En segundo lugar, más allá de esta capacidad de coerción, el Estado egipcio también ostentaría desde el principio una singular capacidad de creación. Precisamente, la posibilidad de extraer una corriente de tributación en especie y en trabajo de la mayoría de la sociedad, ponía a disposición del Estado un cuantioso excedente en fuerza de trabajo y recursos alimentarios para llevar a cabo una política de construcciones en gran escala, que dejaría una profunda y duradera huella sobre el paisaje del valle del Nilo. Si la iconografía nos informa acerca de la capacidad coercitiva del Estado, son los testimonios arquitectónicos que documenta la arqueología los que mejor ilustran su capacidad de creación. El recinto HK29A de Hieracómpolis, un probable templo de mediados del IV milenio a.C. y de unos 40 m de largo, indica el temprano despliegue de ese potencial constructor del Estado (Friedman, 1996: 16-35). A comienzos de la fase Nagada III, la tumba U-j de Abidos (Dreyer, 1998), de 9,10 m x 7,30 m y doce cámaras, es otra muestra de esa potencia, que culmina en las grandes tumbas y palacios funerarios reales de las Dinastías I y II en Abidos y en Saqqara. En efecto, en Abidos, el Cementerio B reúne tumbas reales de entre 103 m2 y 630 m2 , con múltiples cámaras y rodeadas de tumbas subsidiarias ocupadas por sirvientes o cortesanos; los complejos funerarios se completaban con los palacios funerarios, de dimensiones mucho mayores (entre 800 y más de 5000 m2 ), dispuestos para que el rey pudiera continuar protagonizando los rituales reales en la vida de ultratumba (Engel, 2008: 30-41; Bestock, 2008: 42-59). En Saqqara, las tumbas adquieren la forma de grandes edificios rectangulares (entre 512 y 2405 m2 ), con muros de adobe que probablemente ascendían a los 5 m de altura y con arquitectura de reentrantes, la misma que muy probablemente poseían también los palacios reales y que es reproducida iconográficamente en los serekhs desde sus más tempranas representaciones (Hendrickx 2008, 60-88).[7] De hecho, los serekhs, en tanto símbolos reales que conjugan el nombre del monarca, su condición divina como Horus y la forma del palacio (Baines, 1990b), expresan que ese tipo de edificios se identifica directamente con el monarca divino, lo que equivale a decir que esa capacidad constructora se hallaba claramente asociada al Estado.

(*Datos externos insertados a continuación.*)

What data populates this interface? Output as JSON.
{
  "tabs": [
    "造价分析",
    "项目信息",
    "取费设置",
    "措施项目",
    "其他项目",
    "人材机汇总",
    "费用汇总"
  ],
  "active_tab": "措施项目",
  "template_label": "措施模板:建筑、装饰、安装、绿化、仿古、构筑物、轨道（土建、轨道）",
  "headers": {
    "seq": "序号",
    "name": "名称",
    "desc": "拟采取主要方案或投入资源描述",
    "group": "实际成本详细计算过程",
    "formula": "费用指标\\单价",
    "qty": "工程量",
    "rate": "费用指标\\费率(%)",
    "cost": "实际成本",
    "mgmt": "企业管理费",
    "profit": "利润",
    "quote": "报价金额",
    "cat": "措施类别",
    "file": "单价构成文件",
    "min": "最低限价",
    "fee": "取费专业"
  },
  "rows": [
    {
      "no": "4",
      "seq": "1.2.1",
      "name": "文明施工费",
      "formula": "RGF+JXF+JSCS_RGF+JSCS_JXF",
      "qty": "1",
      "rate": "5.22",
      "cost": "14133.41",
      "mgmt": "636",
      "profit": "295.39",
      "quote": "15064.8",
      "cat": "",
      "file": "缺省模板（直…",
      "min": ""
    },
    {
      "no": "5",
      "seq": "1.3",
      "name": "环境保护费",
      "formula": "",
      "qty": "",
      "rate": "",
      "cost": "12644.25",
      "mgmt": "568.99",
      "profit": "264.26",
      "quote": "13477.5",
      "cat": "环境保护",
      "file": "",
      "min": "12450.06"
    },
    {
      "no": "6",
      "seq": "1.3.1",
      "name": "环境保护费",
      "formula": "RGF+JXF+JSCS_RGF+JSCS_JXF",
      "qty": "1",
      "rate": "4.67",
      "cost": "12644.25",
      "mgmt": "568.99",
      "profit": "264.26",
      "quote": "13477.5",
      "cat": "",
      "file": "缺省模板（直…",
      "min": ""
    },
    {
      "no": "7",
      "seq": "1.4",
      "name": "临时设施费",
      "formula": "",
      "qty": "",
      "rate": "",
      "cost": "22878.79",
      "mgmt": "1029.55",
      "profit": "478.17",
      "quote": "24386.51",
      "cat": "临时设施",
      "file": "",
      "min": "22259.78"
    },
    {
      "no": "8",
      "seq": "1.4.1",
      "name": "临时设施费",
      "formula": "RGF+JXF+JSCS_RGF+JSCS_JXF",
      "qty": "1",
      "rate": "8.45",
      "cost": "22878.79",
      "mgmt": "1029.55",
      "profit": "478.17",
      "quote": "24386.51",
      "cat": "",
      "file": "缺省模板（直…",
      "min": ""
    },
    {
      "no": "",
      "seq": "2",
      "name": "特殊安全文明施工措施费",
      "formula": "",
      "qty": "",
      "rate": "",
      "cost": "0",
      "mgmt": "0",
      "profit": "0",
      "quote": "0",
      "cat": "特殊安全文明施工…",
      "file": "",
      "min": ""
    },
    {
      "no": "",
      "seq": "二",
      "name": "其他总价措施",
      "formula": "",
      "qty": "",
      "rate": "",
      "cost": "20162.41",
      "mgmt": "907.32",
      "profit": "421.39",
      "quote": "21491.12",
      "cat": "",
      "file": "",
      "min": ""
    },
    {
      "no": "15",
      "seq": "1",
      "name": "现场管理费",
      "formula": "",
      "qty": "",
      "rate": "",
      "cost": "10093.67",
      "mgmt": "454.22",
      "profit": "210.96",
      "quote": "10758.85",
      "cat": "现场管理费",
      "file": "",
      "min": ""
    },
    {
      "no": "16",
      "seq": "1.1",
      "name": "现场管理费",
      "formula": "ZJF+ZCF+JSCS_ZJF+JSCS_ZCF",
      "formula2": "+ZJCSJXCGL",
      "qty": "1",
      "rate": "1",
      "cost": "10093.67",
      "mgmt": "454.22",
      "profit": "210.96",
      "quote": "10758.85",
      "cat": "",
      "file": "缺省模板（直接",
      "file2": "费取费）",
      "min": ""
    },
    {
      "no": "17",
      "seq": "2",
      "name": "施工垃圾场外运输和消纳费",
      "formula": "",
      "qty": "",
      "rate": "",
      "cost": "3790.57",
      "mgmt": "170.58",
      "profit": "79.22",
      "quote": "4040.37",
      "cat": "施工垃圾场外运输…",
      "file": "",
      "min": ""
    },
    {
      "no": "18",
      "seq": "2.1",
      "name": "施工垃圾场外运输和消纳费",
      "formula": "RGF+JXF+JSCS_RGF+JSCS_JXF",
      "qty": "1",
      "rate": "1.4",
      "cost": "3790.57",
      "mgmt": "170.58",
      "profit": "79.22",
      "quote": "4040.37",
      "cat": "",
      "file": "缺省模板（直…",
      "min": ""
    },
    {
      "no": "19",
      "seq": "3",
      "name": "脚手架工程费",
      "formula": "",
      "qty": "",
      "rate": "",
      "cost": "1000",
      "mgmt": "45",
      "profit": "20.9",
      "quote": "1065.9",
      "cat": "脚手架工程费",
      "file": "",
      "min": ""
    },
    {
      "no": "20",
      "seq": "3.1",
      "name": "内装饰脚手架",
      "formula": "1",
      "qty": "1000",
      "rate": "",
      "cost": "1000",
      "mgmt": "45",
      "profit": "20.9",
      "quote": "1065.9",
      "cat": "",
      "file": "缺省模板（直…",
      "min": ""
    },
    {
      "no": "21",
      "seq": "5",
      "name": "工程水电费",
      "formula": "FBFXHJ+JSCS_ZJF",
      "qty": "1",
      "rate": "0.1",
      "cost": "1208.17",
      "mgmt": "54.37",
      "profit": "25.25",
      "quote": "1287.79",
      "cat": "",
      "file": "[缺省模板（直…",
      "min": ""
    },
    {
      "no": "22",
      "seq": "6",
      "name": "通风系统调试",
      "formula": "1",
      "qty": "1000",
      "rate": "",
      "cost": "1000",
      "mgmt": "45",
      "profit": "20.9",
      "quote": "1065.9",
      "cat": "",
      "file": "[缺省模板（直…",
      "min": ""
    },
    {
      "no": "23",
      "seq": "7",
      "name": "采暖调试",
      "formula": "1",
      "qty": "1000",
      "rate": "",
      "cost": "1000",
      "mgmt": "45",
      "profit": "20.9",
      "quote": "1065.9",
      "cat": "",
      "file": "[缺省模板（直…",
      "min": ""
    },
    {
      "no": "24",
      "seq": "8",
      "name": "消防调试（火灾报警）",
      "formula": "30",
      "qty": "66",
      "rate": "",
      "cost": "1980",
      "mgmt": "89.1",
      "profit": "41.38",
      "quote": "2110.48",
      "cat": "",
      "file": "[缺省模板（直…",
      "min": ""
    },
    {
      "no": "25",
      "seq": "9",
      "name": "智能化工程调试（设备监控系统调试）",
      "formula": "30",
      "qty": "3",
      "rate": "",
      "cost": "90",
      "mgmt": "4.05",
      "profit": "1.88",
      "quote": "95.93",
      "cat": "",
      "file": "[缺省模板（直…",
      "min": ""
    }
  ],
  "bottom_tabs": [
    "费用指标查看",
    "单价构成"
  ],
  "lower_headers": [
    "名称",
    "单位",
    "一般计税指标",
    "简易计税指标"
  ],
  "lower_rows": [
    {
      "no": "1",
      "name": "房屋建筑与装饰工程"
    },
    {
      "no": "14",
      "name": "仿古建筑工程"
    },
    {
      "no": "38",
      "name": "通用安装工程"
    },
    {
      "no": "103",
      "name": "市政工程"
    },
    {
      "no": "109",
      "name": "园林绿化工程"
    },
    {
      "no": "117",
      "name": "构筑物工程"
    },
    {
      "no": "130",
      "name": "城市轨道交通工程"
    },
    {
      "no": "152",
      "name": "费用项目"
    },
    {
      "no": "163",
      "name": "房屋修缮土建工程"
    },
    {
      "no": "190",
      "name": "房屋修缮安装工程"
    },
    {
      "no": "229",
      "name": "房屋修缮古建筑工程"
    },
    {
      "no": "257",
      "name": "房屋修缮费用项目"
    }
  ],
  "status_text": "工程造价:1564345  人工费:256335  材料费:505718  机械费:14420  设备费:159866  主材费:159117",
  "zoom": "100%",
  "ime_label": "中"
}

Las tumbas de Saqqara, por lo demás, se encuentran emplazadas en el borde de la meseta y, con sus 5 m de altura, podían ser visibles desde la tierra cultivada. En la dirección opuesta, se hallaría Menfis, la sede de la realeza. Las informaciones sobre el núcleo urbano inicial son muy tardías –las afirmaciones de Heródoto acerca de la creación de la ciudad y, en su interior, del templo de Ptah por obra del primer rey, Menes (Heródoto, 1992); las referencias de Manetón a la fundación de un palacio real en Menfis por parte del sucesor de Menes, Atotis (Waddell, 1948)– pero coinciden con los testimonios arqueológicos más tempranos acerca de la ocupación del área, que se remontan al período Dinástico Temprano (Jeffreys y Tavares, 1994). De hecho, a la misma época corresponde una serie de indicios arqueológicos e iconográficos acerca de la construcción de probables templos y palacios a lo largo del territorio controlado por el Estado.[8] En todo caso, la concentración de edificios en el área menfita seguramente debió generar un impacto visual de relevancia, que inmediatamente evocaría la capacidad creadora del Estado. Pero además de las edificaciones, el núcleo urbano debió implicar la concentración de una gran cantidad de funcionarios, artesanos y sirvientes asociados al dispositivo estatal, como se advierte en el cementerio contemporáneo de la cercana localidad de Helwan, en el que se han documentado más de 10.000 enterramientos (Köhler 2008). Grandes edificaciones y multitudes: dos novedades que testimonian la capacidad transformadora del Estado desde épocas tempranas. En efecto, como ha planteado Barry Kemp (1992 [1989], 175), “la creación de edificios y núcleos poblacionales enteros es el acto supremo de imposición de un orden sobre la naturaleza”.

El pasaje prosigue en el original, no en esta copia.